Bakhtin links this to three traditions. The first is the carnivalesque, with its parody, reversals, and world turned upside down. The second is the Socratic dialogue, where truth emerges not from declaration but through interlocution — using syncrisis (juxtaposing voices) and anacrisis (provoking the interlocutor to speak). The third is the Menippean satire, originating with Menippus and carried through Lucian, Varro, Seneca, Erasmus, Burton, and Sterne. This form allowed for radical moral-psychological experimentation: depictions of insanity, split personalities, unrestrained daydreaming, extreme passions, and suicide. Such phenomena disrupt epic wholeness, revealing the self’s noncoincidence with itself. Dreams in epic are prophetic; in the Menippea they dissolve the unity of character.
For Bakhtin, only the novel as a genre can contain this polyphony of life. Dostoevsky’s greatness lies in his mastery of it.
Polyphony in Notes from Underground
How does this theory illuminate Notes from Underground (1864)? The Underground Man is an antihero, his story an antibook. His voice refuses closure. He mocks life beyond forty, likens himself to a mouse, takes perverse pleasure in toothache. He rejects Petersburg’s Europeanization, ridicules scientific determinism, and attacks the “beautiful and lofty.” His narrative is fragmented, structured by question-and-answer, repetition, contradiction, and indecision.

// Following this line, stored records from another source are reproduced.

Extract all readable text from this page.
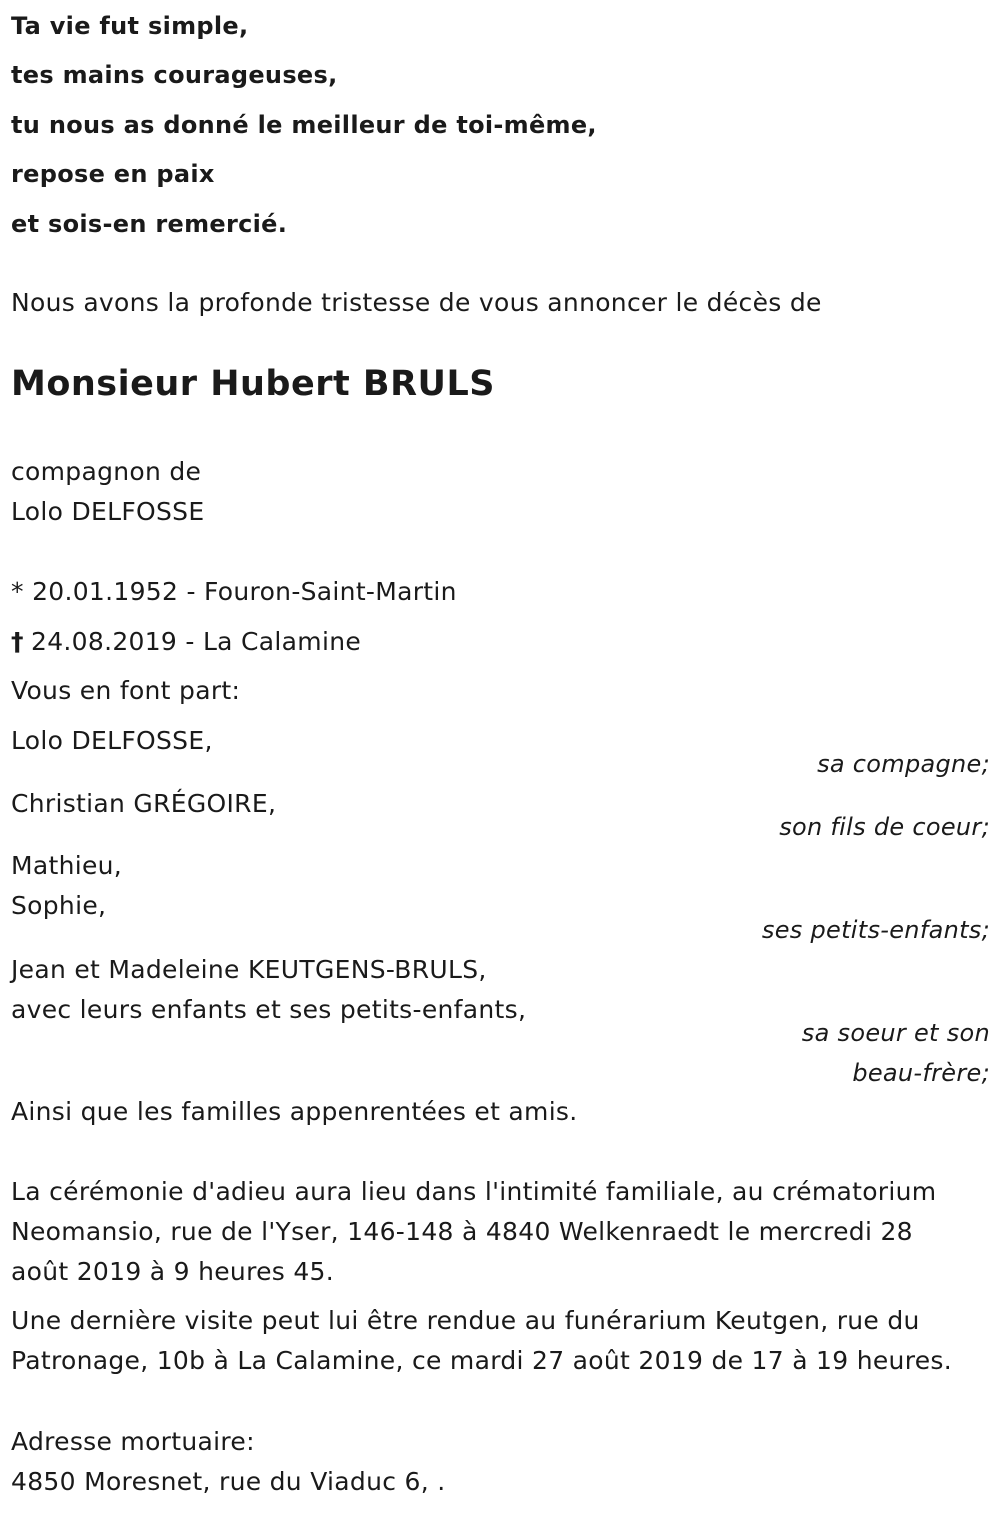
Ta vie fut simple,

tes mains courageuses,

tu nous as donné le meilleur de toi-même,

repose en paix

et sois-en remercié.

Nous avons la profonde tristesse de vous annoncer le décès de

Monsieur Hubert BRULS

compagnon de

Lolo DELFOSSE

* 20.01.1952 - Fouron-Saint-Martin

† 24.08.2019 - La Calamine

Vous en font part:

Lolo DELFOSSE,

sa compagne;

Christian GRÉGOIRE,

son fils de coeur;

Mathieu,

Sophie,

ses petits-enfants;

Jean et Madeleine KEUTGENS-BRULS,

avec leurs enfants et ses petits-enfants,

sa soeur et son

beau-frère;

Ainsi que les familles appenrentées et amis.

La cérémonie d'adieu aura lieu dans l'intimité familiale, au crématorium

Neomansio, rue de l'Yser, 146-148 à 4840 Welkenraedt le mercredi 28

août 2019 à 9 heures 45.

Une dernière visite peut lui être rendue au funérarium Keutgen, rue du

Patronage, 10b à La Calamine, ce mardi 27 août 2019 de 17 à 19 heures.

Adresse mortuaire:

4850 Moresnet, rue du Viaduc 6, .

The repetitions — especially of “the beautiful and lofty” — destabilize meaning. Laughter erupts into the text: “Ha ha ha” begins whole chapters. He addresses imagined interlocutors as “sirs and gentlemen,” turning confession into confrontation. Beneath this unstable surface lies a systematic critique of Enlightenment, Romantic, and utilitarian values. Rational egoism, progress, even mathematics itself are targets. For Dostoevsky, man is whimsical, ungrateful, destructive as well as creative. To reduce him to logic or profit is impossible.
Key provocations emerge. Suffering is embraced, even loved, because it produces consciousness. Inertia becomes a moral choice. Free will asserts itself irrationally, often against one’s best interest. Advantage itself is destabilized: there can be advantage in disadvantage. The Underground Man delights in exposing these paradoxes. His narrative is self-reflexive, deeply confessional, yet always directed outward — to readers, interlocutors, imagined critics.

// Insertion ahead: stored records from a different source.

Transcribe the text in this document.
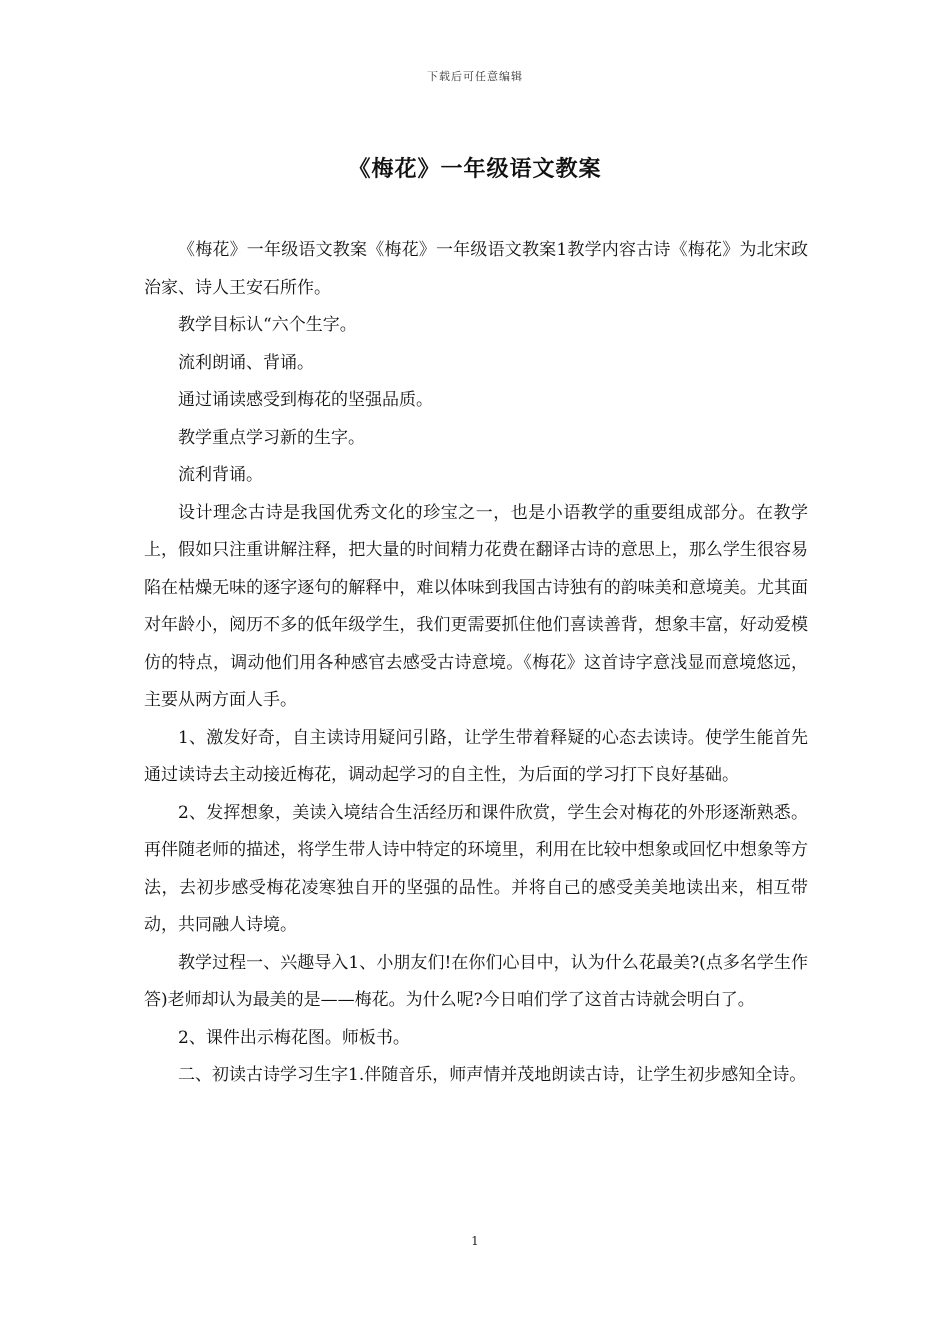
下载后可任意编辑
《梅花》一年级语文教案

《梅花》一年级语文教案《梅花》一年级语文教案1教学内容古诗《梅花》为北宋政治家、诗人王安石所作。

教学目标认“六个生字。

流利朗诵、背诵。

通过诵读感受到梅花的坚强品质。

教学重点学习新的生字。

流利背诵。

设计理念古诗是我国优秀文化的珍宝之一，也是小语教学的重要组成部分。在教学上，假如只注重讲解注释，把大量的时间精力花费在翻译古诗的意思上，那么学生很容易陷在枯燥无味的逐字逐句的解释中，难以体味到我国古诗独有的韵味美和意境美。尤其面对年龄小，阅历不多的低年级学生，我们更需要抓住他们喜读善背，想象丰富，好动爱模仿的特点，调动他们用各种感官去感受古诗意境。《梅花》这首诗字意浅显而意境悠远，主要从两方面人手。

1、激发好奇，自主读诗用疑问引路，让学生带着释疑的心态去读诗。使学生能首先通过读诗去主动接近梅花，调动起学习的自主性，为后面的学习打下良好基础。

2、发挥想象，美读入境结合生活经历和课件欣赏，学生会对梅花的外形逐渐熟悉。再伴随老师的描述，将学生带人诗中特定的环境里，利用在比较中想象或回忆中想象等方法，去初步感受梅花凌寒独自开的坚强的品性。并将自己的感受美美地读出来，相互带动，共同融人诗境。

教学过程一、兴趣导入1、小朋友们!在你们心目中，认为什么花最美?(点多名学生作答)老师却认为最美的是——梅花。为什么呢?今日咱们学了这首古诗就会明白了。

2、课件出示梅花图。师板书。

二、初读古诗学习生字1.伴随音乐，师声情并茂地朗读古诗，让学生初步感知全诗。

1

Bakhtin’s Dimensions of Discourse
Bakhtin defines discourse in Dostoevsky by three features: ‘addressivity,’ ‘dialogism,’ and ‘undecidability.’ Notes from Underground exemplifies all three. Even though it is deliberately confessional, it remains discourse in Bakhtin’s strong sense.
He distinguishes three dimensions of discourse.

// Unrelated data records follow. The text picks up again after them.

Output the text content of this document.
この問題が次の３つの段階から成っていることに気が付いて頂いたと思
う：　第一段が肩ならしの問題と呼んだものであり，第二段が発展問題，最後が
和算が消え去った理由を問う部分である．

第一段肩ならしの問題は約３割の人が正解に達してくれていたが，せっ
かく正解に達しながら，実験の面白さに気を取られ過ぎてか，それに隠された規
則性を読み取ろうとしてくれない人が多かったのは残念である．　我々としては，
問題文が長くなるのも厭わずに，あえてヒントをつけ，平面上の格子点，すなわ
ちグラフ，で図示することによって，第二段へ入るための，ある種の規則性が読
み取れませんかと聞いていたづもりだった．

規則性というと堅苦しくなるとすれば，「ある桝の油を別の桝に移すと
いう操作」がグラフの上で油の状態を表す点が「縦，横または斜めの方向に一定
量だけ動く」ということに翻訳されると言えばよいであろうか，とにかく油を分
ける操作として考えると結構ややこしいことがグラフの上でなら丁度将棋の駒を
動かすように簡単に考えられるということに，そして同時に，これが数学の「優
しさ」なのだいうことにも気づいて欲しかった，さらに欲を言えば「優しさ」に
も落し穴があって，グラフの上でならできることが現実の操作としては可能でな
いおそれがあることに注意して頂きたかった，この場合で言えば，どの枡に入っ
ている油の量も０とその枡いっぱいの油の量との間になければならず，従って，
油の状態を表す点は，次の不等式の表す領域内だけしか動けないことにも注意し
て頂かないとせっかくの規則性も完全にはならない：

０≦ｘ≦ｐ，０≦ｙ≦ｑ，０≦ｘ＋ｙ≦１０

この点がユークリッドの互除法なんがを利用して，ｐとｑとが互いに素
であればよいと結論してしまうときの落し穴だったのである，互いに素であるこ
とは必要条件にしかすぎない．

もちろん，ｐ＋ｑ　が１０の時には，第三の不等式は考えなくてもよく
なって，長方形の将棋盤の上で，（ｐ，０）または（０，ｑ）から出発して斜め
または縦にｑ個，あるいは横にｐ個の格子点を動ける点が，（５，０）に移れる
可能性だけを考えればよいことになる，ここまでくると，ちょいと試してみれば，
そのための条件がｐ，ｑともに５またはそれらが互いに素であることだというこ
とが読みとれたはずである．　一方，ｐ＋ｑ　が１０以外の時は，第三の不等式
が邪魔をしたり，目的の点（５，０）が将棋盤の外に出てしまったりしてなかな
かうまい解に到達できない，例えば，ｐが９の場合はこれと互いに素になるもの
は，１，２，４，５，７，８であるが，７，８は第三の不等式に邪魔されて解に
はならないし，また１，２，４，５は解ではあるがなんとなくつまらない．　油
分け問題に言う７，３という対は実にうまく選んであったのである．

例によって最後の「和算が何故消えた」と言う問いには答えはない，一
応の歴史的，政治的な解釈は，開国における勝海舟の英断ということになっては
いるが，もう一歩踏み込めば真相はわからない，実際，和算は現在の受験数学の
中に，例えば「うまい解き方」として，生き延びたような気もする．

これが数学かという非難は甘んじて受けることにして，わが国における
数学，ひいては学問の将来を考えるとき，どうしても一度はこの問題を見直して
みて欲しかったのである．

The first is 'discourse about the Other.' The Underground Man lives in constant internal polemic with imagined interlocutors. His speech breaks under the pressure of others’ anticipated words, producing a ‘perpetuum mobile’ of dialogized self-consciousness. He is trapped in dependence on the Other, destroying himself in their eyes while disillusioned with symbolic identifications. Here is an example of that inescapable perpetuum mobile of dialogized self-consciousness: his words seem to chase endlessly after the voices of others.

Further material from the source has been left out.